SlickEdit provides for additional integration by including a version control interface and built in file merge tool. In the case of Visual Studio, third-party file merge tools like WinMerge must be deployed separately to augment the development environment. The diff utility provided within SlickEdit, on the other hand, serves as a total replacement for WinMerge, with an almost identical side-by-side directory and file comparison interface. The main tool bar has individual controls, with associated keyboard shortcuts, for merging single lines of text, code blocks or entire files. The convenience of having this functionality built into the editor means less mouse clicks and less time spent launching separate applications.
The version control interface, on the other hand, leaves a lot to be desired.
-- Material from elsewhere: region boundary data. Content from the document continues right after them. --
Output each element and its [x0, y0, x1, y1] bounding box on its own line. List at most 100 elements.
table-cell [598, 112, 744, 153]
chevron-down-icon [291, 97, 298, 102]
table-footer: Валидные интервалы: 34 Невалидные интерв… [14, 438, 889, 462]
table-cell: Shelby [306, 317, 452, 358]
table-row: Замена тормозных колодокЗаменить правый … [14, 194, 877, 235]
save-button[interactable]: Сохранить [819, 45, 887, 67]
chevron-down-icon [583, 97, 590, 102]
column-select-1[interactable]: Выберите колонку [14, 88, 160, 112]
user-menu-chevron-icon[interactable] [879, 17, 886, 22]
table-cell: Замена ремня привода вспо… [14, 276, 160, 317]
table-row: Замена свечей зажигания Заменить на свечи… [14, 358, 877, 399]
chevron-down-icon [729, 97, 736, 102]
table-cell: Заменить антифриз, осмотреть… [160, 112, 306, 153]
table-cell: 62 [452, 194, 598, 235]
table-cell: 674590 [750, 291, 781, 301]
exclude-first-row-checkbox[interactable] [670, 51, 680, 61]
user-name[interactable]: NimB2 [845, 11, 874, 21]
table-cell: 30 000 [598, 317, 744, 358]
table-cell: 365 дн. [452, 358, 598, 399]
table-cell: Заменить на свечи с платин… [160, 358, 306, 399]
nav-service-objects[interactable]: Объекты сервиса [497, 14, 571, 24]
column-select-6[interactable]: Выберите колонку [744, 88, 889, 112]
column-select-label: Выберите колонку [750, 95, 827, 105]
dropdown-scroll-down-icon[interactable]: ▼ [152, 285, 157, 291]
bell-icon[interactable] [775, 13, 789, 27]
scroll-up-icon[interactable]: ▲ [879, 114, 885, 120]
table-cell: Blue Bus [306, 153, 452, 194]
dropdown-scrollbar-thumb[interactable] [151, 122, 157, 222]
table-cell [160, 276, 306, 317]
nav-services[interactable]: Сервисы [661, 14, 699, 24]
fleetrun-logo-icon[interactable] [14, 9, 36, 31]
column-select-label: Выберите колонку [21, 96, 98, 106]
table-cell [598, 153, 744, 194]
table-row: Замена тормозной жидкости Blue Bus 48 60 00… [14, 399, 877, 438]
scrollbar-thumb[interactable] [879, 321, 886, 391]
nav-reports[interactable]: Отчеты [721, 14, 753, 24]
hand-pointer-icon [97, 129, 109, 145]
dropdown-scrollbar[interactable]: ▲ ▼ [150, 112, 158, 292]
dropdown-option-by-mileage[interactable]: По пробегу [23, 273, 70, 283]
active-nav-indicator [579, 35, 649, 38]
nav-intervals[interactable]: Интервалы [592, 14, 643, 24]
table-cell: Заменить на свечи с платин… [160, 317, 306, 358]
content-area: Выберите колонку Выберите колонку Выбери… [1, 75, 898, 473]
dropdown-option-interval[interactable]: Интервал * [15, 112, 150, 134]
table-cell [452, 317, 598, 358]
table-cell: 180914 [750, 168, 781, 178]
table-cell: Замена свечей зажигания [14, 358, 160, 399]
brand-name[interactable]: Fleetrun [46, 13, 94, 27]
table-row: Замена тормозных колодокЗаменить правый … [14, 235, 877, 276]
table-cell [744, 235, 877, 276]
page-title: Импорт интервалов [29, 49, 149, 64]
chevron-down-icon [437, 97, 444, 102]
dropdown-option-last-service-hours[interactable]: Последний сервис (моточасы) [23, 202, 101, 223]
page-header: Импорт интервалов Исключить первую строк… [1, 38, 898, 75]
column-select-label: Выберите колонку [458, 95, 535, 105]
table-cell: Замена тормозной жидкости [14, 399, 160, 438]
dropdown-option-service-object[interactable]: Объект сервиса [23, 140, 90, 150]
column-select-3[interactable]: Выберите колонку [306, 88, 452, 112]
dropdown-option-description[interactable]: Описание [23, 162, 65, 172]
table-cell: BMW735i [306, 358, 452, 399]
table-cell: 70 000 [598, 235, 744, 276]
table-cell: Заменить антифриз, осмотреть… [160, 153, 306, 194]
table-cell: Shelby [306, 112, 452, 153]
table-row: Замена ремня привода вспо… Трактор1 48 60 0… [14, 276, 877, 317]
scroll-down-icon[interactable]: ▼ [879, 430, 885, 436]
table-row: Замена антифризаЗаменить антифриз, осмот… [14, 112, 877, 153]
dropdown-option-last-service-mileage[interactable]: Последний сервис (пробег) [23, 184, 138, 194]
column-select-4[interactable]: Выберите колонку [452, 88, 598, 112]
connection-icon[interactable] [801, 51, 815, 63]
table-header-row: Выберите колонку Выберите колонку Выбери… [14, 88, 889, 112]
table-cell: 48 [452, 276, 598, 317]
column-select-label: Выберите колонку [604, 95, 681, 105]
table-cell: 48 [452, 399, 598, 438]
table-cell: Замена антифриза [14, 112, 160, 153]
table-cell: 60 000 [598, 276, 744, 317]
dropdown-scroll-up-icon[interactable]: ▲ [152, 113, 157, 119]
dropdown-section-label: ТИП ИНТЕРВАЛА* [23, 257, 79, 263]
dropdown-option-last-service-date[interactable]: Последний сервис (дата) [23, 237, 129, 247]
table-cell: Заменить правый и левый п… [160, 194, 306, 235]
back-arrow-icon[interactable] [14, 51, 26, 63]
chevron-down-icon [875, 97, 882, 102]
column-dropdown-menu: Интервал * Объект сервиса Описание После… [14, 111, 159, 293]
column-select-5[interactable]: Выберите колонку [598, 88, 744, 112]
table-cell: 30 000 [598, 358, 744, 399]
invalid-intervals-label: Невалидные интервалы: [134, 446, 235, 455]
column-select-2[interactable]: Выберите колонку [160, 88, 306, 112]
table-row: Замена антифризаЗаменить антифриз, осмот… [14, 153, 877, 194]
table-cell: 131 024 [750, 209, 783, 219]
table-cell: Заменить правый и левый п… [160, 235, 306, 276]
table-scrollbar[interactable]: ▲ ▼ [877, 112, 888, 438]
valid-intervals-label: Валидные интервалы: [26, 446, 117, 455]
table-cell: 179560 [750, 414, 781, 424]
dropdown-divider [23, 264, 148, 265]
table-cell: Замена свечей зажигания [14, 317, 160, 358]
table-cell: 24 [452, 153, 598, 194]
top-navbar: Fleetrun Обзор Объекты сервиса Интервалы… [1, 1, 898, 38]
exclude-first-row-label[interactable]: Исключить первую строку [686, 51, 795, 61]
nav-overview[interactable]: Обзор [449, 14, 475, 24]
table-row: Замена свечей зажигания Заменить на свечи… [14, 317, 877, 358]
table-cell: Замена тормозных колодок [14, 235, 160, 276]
Like the compilation and linking capabilities, the version control interface must be associated with a locally installed version control client. The set-up for this feature is relatively straightforward, provided you have your server information handy, but the reward for your configuration efforts is a slim, clumsy interface that fails to meet expectations. In the case of CVS, several other applications exist that provide better management of your local checkouts, and more intuitive methods to commit and compare file versions against what is checked-in to the repository. SmartCvs and TortoiseCvs are some such examples of CVS clients superior to what SlickEdit provides. Unlike its diff utility, SlickEdit still has some catching up to do with regard to its version control front end.
SlickEdit 2007 provides a built in debugger for GCC and Java projects, but for everything else it spawns an external debugger to provide this functionality. This external spawning of the debugger is a bit ridiculous, since it must open your IDE, load the project and run the compiled executable. In practice, it makes sense to simply have both SlickEdit and your IDE open at the same time. When the time comes to step through your code, it is much simpler to toggle to your IDE manually, set up your break points and run the debugger. The external spawning is just an additional, and confusing, extra step that wastes more time than it is trying to save.